Down in Louisiana, dealer Lynn Pesson Jr. of Southland Engine just opened his fourth store in March. The dealership had also taken on the Kubota line of construction equipment late last year. “So our numbers are way up over our previous best year,” Pesson shares. Even when you back out the two anomalies—the additional store and addition of Kubota construction equipment—Pesson says his overall sales are up nearly double digits.

“Our spring has been much better than the past two years because of weather,” Pesson explains. “In this business, we’ve found it to be not so much about pricing or your manufacturers, but really the weather (i.e. when it rains it grows, and when it grows people mow).
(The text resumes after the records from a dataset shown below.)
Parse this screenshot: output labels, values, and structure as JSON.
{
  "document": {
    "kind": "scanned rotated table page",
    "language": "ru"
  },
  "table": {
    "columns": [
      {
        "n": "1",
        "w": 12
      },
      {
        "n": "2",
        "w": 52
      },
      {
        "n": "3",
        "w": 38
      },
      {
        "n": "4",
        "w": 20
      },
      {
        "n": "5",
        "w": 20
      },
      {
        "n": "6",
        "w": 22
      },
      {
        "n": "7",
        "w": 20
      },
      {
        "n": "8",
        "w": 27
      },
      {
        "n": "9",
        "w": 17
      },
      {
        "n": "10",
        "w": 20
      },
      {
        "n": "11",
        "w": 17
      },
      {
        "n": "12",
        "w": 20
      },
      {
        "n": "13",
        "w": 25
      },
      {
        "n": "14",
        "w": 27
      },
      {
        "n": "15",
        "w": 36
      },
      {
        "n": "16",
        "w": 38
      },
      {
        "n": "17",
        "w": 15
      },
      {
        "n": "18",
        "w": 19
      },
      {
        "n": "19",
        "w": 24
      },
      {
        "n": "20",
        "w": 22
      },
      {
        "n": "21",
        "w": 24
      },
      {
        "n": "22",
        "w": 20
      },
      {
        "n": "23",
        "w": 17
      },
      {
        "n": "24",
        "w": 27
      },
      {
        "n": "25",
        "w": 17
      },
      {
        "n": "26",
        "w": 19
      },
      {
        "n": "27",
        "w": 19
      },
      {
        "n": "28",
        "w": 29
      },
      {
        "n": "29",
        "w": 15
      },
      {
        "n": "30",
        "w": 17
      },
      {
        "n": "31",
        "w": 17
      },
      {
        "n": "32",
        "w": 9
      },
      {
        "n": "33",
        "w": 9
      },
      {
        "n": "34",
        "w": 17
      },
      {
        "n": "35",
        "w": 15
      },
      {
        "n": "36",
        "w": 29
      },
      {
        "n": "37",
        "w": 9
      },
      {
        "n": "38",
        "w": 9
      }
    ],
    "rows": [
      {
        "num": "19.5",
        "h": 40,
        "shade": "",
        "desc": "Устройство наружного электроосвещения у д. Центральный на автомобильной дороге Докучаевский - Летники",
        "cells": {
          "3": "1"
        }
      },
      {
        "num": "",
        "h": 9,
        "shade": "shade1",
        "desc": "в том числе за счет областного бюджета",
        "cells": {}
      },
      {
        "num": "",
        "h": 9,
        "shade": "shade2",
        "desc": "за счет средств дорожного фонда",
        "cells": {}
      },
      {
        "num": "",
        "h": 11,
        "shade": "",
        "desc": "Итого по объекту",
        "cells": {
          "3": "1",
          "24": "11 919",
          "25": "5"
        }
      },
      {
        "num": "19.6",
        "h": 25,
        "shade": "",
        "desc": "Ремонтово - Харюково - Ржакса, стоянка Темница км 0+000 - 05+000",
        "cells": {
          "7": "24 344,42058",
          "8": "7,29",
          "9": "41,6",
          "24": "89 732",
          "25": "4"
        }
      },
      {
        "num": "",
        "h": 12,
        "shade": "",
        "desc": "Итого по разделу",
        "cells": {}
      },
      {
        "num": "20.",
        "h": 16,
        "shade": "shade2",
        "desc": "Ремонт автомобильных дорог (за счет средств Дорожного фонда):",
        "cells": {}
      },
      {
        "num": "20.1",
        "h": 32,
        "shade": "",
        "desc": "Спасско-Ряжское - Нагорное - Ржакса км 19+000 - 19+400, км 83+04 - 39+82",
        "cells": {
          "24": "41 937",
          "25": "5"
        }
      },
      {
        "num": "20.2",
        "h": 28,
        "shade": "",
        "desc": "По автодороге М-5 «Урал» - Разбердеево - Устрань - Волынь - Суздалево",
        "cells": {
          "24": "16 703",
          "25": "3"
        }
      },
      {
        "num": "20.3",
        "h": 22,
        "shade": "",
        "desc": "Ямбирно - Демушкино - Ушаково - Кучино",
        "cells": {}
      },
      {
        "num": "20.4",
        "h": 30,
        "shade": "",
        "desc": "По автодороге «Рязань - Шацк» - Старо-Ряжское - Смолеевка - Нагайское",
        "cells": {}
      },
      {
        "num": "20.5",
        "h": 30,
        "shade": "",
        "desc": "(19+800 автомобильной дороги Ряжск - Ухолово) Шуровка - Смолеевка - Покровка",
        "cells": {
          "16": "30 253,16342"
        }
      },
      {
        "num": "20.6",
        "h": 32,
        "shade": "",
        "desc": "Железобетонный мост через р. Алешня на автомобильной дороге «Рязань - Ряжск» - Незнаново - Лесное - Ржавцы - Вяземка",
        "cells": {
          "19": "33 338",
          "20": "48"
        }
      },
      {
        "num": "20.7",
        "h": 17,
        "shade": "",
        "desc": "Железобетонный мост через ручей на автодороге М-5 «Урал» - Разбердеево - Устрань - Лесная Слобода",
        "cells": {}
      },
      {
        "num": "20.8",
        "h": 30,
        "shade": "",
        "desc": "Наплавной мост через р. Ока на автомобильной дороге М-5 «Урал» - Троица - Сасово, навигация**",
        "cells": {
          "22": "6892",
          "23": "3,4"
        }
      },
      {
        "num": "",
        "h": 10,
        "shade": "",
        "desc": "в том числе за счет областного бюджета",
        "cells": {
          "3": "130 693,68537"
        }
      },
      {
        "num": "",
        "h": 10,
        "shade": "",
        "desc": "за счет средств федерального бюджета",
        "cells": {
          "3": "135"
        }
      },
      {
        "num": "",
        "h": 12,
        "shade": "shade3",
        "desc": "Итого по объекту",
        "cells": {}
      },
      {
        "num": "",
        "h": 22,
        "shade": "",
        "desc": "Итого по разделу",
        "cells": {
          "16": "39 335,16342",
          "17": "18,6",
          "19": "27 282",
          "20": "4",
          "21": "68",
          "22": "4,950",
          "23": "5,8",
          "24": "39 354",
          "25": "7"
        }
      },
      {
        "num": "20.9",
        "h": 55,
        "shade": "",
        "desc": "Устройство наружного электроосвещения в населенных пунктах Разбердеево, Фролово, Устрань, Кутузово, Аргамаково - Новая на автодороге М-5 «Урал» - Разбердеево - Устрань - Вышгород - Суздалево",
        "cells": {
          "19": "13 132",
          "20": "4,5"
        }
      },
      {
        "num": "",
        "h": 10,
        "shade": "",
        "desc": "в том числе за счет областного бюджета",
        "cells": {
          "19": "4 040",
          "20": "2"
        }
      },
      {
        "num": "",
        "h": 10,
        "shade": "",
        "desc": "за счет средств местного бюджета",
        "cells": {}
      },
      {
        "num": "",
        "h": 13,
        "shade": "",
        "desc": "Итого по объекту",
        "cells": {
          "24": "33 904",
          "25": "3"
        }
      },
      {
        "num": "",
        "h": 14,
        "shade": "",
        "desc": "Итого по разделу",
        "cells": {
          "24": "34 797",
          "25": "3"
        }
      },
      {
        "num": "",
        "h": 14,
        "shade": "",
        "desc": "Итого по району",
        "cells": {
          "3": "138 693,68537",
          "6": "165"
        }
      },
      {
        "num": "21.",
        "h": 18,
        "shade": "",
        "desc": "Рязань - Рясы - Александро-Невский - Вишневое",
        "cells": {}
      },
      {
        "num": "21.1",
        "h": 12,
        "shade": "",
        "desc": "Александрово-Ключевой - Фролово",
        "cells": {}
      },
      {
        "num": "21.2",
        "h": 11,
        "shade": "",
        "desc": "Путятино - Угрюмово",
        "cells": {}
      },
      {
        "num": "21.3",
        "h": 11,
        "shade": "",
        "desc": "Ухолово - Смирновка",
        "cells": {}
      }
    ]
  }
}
That’s why we decided to take on Kubota construction equipment; to try and level off those bad-weather years.”

Switching gears not always so easy

Whether you’re a dealer, manufacturer or contractor, it’s nice to have a diversity of revenue streams to help balance the seasonality and unpredictability of this business. On that note, there are likely few that would be willing to trade in their lucrative snow seasons for a more punctual start to spring. Revenue is revenue, after all, and you take it when, where and how you can get it. Plus, spring will eventually get here, it’s assumed, and everything will get back on track over the course of the next few months.

The challenge for some, then, is being able to quickly shift gears once the switch flips and new opportunities arise. For instance, Ariens Company spokesperson Ann Stilp points out that a dealer recently said his commercial customers have simply been too busy closing up the snow season to be fully focused on lawn and garden. As the dealer put it, “Great late snow season, but we are paying for it in lawn and garden.” The dealer does think that once spring cleanups start, things will break open and contractor customers will be flush with cash for new equipment.

The challenge for contractors, perhaps, is figuring out whether they need new landscaping equipment now, or new snow equipment later to replace what got beat up this winter. Contractors also need to quickly get their landscaping crews assembled and trained so they can hit the ground running and make up for lost time.

For those contractors who flock to dealerships for new mowers and other landscaping equipment so they can hit that ground running, their dealers are hopefully ready for them. But dealers, too, are having to switch gears quickly. And as pointed out earlier, some dealers are having trouble securing springtime inventory from their manufacturer partners.

“The real challenge for us is product availability,” the Ohio dealer says. “We are a very large (Brand X) dealer and have over 20 models totaling over 90 units still on back order the last week of April. We haven’t even got all of our January/February release yet. Lead times are ranging from 10 days to two months. I’ve been a dealer for almost 30 years, and this is by far the worst I have ever seen availability. I’m hopeful some of these problems get resolved by the first week of May, otherwise our growth opportunities this season could dwindle quickly.”